The idea of implicit vs default

Pedro Lamarão pedro.lamarao at prodist.com.br
Mon Jan 22 13:38:37 UTC 2024


Em sáb., 20 de jan. de 2024 às 19:02, John Rose <john.r.rose at oracle.com>
escreveu:


> For another system which did it the other way, please look at how C++
> object constructors interact with C++ array creation.  It is awkward, hard
> to understand, bug-prone, and expensive.  We don’t choose to adopt those
> costs into the Java language or VM.
>

IIRC, one of the reasons C++ introduced "default constructors" was to
restore the optimized initialization of default initialized arrays for that
object.
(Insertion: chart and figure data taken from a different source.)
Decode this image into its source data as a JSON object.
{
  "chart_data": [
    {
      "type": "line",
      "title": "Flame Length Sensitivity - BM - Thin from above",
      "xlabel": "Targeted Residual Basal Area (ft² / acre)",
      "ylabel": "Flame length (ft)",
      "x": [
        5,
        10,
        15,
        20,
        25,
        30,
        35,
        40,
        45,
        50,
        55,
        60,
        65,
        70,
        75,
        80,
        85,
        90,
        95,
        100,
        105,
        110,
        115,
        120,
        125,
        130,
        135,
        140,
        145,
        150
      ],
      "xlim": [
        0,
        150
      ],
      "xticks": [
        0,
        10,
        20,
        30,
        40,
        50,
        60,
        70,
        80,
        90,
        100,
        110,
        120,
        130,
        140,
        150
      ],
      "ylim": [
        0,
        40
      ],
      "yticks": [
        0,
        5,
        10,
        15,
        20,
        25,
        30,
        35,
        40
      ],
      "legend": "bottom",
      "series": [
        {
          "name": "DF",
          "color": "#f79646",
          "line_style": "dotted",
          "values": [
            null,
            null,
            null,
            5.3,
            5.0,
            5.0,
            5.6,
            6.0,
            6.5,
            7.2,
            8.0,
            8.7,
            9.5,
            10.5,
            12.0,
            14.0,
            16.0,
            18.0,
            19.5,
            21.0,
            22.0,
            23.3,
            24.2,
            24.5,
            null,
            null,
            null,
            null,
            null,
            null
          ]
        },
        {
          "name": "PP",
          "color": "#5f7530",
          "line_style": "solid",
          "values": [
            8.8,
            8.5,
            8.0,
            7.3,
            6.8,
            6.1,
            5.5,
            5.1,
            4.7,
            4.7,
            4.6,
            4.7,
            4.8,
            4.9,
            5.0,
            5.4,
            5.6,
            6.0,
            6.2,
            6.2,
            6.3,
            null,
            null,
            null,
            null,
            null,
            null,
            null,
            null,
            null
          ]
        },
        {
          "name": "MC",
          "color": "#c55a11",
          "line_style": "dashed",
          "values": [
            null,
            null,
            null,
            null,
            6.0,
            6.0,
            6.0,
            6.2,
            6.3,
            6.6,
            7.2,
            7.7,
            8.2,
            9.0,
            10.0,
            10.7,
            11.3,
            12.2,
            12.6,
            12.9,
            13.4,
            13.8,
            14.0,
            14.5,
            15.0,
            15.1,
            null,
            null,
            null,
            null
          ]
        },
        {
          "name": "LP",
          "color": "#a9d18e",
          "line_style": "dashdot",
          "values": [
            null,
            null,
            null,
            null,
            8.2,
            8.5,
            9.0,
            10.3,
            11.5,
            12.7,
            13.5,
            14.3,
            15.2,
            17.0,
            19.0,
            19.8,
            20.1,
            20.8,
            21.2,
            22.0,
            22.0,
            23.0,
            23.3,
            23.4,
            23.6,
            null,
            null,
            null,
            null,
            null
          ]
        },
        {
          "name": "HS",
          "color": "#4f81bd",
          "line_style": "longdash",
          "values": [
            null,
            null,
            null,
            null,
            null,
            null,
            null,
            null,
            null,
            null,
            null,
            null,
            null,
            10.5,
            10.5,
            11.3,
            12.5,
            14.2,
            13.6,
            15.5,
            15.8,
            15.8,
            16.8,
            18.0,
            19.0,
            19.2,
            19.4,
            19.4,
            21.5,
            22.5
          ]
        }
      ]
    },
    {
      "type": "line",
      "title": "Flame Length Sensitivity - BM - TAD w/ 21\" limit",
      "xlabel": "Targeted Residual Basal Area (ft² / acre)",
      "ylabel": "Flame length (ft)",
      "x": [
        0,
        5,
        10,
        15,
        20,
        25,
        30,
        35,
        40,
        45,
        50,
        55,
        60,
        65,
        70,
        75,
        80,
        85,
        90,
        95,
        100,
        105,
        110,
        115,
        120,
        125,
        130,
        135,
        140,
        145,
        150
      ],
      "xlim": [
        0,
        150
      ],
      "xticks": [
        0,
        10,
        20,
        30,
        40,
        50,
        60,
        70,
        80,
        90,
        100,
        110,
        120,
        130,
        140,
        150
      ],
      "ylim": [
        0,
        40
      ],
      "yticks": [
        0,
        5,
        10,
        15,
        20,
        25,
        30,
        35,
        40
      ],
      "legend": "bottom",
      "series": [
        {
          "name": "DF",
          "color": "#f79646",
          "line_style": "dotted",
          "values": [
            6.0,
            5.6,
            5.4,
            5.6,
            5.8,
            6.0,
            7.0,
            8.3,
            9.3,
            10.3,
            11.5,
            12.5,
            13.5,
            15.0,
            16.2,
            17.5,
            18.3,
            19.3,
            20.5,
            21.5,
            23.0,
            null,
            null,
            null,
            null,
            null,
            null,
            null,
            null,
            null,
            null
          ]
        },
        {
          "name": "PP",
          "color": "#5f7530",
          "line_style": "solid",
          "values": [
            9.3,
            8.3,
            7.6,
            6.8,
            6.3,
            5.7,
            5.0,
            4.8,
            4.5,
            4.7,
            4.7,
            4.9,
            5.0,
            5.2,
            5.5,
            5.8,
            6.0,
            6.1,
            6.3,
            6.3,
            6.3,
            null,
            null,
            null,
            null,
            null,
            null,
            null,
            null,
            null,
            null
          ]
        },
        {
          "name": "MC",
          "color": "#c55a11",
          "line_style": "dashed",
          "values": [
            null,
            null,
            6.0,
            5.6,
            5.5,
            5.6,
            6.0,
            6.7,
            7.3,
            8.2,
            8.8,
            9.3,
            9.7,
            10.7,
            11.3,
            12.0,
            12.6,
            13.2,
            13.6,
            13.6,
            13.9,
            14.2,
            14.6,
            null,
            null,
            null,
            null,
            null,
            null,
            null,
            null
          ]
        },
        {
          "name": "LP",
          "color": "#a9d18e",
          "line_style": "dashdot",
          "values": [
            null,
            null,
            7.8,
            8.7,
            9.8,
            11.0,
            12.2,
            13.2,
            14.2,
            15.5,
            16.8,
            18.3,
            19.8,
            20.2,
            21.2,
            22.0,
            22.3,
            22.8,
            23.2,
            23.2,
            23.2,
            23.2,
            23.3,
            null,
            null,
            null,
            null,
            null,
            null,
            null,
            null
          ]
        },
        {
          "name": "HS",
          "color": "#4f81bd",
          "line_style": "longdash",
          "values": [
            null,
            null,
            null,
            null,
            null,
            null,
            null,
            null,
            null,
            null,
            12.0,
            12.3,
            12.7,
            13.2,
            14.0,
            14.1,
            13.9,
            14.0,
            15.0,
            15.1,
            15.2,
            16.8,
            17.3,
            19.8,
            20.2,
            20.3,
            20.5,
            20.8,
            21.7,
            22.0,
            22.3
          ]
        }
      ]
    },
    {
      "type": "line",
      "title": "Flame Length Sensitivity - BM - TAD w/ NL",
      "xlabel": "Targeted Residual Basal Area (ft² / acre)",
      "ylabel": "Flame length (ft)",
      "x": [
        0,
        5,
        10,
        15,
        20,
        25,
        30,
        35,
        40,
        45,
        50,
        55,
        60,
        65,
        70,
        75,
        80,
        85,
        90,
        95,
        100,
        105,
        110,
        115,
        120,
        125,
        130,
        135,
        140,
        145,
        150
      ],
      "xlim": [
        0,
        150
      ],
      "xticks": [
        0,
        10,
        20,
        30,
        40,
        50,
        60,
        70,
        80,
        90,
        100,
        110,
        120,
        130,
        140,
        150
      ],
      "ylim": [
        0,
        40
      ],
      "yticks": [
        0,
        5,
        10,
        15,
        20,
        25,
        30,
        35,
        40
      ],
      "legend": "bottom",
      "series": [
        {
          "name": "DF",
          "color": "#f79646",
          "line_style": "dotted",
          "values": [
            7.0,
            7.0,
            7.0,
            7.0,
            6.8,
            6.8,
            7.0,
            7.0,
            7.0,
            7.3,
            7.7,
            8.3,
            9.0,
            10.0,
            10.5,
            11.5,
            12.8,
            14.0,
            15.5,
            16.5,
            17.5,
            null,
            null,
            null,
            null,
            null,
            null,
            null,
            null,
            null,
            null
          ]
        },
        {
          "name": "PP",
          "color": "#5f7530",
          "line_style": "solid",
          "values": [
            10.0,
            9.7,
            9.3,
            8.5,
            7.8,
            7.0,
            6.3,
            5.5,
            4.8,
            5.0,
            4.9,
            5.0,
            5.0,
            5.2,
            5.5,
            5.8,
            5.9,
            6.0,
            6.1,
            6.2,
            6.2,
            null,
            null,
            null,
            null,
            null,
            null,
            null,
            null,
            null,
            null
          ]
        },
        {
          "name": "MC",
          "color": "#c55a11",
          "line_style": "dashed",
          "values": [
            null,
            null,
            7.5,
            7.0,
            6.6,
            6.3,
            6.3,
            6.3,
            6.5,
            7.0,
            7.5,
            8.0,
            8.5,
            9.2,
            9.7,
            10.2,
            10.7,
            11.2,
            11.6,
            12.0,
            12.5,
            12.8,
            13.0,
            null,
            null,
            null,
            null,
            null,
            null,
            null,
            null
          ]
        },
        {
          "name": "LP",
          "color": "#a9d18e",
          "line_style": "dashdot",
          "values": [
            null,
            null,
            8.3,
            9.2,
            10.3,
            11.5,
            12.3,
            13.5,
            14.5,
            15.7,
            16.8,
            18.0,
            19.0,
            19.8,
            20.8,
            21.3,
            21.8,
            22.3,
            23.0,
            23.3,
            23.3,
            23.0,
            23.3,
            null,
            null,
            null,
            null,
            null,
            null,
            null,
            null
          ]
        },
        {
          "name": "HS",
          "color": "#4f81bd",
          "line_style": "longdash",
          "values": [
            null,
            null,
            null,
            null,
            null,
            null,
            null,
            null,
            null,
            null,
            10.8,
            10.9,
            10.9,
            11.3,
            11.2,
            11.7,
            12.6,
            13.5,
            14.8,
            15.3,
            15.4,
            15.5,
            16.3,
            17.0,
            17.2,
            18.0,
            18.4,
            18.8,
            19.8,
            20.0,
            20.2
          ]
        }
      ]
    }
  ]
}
In C++, the presence of any explicitly defined constructor disables
the implicitly defined zero-argument constructor. But if one reintroduces
the zero-argument constructor explicitly, it is not guaranteed to have the
effect of "default initialization", as the body of that constructor is free
to do anything. Marking it as = default invokes the "default initialized
fields" definition, restoring the optimization. To my intuition, this is
generally the same as  the "implicit constructor" being proposed by
Valhalla. Some have argued that this is difficult to understand, but AFAIK,
this is not a particularly heavy pedagogical burden on C++.